L’esprit de vengeance qui habite Hécube, qui a tout perdu dans la guerre de Troie, fait écho à l’entreprise de la mère d’Otis tentant de convaincre pour que justice soit rendue. Le ton n’est pas le même, les enjeux de pouvoir non plus, mais quand la mère confie les yeux dans les yeux du public sa souffrance, sa colère, son désarroi, sa détermination, elle porte une humanité universelle. Quand elle prend dans ses bras son fils, symbolisé par la patte qui s’est détachée de l’immense statue de chien trônant sur une haute stèle au centre de la scène, d’abord voilée puis découverte, elle a les allures de Pieta. L’immense sculpture de chien, c’est celle d’un dessin animé qu’Otis regarde en boucle sur un écran, seul personnage de fiction dont il tire des manifestations d’attachement, si rares dans son existence.

 

L’empathie au centre. On apprend davantage à connaître cet enfant de 12 ans dont la mère n’a pas tout de suite décelé les souffrances liées à sa vie en institution. L’immense statue de chien figure l’empathie que, dans une chorégraphie bouleversante, tous les comédiens manifestent dans une gestuelle propre à chacun, la tête recouverte d’un casque, comme celui qui recouvre la tête d’Otis et qui lui permet d’écouter la musique sans perturbation de l’extérieur. Mais la date de la représentation approche et il faut se remettre au travail, d’autant que, comme le signalent ses partenaires à Hécube, elle n’est pas la seule à se confronter à des problèmes personnels.
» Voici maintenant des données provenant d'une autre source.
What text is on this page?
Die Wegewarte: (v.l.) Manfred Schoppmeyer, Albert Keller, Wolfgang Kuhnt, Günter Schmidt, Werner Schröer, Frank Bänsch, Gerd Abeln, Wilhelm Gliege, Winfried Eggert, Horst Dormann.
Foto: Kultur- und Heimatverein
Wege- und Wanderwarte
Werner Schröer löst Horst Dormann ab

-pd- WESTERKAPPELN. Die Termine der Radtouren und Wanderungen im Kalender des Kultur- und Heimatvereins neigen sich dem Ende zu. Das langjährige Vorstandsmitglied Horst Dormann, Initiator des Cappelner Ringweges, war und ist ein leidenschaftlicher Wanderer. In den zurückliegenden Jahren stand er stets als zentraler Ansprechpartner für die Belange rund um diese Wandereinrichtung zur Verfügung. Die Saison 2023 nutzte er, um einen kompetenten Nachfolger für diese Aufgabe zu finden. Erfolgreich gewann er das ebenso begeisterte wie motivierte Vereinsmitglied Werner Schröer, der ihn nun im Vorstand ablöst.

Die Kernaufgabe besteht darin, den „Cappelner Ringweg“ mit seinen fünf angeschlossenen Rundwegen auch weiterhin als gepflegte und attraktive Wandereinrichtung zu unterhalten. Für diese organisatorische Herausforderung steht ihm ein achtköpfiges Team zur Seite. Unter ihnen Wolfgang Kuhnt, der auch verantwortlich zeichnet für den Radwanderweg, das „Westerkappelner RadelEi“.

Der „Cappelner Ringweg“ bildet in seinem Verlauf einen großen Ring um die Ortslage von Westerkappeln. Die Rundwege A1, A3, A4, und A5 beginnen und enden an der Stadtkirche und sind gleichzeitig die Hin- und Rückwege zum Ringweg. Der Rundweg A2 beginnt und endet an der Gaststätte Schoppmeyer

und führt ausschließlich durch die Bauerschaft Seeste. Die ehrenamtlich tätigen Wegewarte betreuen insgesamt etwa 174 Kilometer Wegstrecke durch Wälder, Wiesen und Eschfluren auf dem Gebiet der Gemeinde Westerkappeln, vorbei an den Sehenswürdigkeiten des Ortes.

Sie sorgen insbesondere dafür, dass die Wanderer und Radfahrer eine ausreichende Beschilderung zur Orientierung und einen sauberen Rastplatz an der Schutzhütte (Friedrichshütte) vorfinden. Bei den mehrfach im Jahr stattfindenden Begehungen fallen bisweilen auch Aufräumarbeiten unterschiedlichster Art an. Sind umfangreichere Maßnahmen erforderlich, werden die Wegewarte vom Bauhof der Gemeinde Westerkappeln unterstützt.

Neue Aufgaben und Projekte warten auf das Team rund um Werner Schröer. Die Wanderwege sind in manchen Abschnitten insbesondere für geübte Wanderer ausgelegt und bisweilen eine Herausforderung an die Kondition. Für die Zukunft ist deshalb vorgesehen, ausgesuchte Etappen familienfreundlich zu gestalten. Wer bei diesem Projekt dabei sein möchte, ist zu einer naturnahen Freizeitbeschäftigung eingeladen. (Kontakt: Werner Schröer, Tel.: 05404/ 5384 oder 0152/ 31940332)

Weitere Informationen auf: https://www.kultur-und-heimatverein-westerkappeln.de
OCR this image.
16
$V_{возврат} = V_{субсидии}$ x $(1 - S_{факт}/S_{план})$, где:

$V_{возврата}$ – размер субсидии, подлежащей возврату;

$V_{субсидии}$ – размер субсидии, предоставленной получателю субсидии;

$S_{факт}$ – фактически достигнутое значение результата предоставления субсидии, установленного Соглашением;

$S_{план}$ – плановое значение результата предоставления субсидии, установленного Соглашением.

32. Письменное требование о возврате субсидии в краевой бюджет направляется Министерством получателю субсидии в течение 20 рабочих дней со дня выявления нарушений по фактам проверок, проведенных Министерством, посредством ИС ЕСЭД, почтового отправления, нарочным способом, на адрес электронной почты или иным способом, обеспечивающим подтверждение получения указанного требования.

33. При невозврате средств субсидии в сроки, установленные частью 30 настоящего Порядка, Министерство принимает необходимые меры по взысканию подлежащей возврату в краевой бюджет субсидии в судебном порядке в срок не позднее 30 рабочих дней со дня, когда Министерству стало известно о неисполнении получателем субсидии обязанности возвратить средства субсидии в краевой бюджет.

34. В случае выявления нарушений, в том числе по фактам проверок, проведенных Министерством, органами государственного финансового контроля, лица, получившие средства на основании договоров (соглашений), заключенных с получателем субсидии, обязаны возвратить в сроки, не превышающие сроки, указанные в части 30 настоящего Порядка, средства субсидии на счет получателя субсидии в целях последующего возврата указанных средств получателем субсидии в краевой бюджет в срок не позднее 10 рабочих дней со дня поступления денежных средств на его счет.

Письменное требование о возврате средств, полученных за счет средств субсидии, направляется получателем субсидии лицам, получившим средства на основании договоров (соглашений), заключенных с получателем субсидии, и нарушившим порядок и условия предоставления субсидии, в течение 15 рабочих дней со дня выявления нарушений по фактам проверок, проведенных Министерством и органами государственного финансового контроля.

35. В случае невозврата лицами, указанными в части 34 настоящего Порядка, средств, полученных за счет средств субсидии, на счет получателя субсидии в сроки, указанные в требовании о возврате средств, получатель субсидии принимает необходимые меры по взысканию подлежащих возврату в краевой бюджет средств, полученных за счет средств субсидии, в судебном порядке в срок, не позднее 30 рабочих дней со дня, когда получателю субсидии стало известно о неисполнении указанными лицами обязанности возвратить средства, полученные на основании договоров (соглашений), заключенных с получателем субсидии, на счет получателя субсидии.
Les coulisses du théâtre rejoignent ainsi les coulisses de la vie, qu’il faut laisser à la porte avant d’endosser son rôle. Mais parfois, cela déborde, ça déteint, ça s’entremêle. C’est toute la magie de ce spectacle où l’autodérision le dispute au drame. Tandis qu’en bout de table, Agamemnon tient son rang avec distance et sérieux, Loïc Corbery s’inquiète au fil de sa lecture des indications de la mise en scène non abouties, de costumes qui ne ressemblent à rien, d’une mise en scène qui n’en est pas une, lui qui ne sait toujours pas s’il doit entrer côté cour ou côté jardin. Cependant, comme le rappellent tour à tour les comédiens alors que les jours passent, « on a le temps, on est large », un leit-motiv qui revient comme un appel à se rassurer les uns les autres et à transiger avec l’inconnu.

 

Hécube, pas Hécube. Texte et mise en scène Tiago Rodrigues, avec des extraits d'Hécube d'Euripide. Avec les interprètes de la Comédie-Francaise : Eric Genovese, Denis Podalydes, Elsa Lepoivre, Loic Corbery, Gael Kamilindi, Elissa Alloula, Sephora Pondi.
Traduction Thomas Resendes. Scénographie Fernando Ribeiro. Costumes Jose Tenente. Lumière Rui Monteiro. Musique et son Pedro Costa. Collaboration artistique Sophie Bricaire.

Création pour le Festival d'Avignon du 30 juin au 7 juillet, Carrière de Boulbon. Diffusion sur Arte le 5 juillet.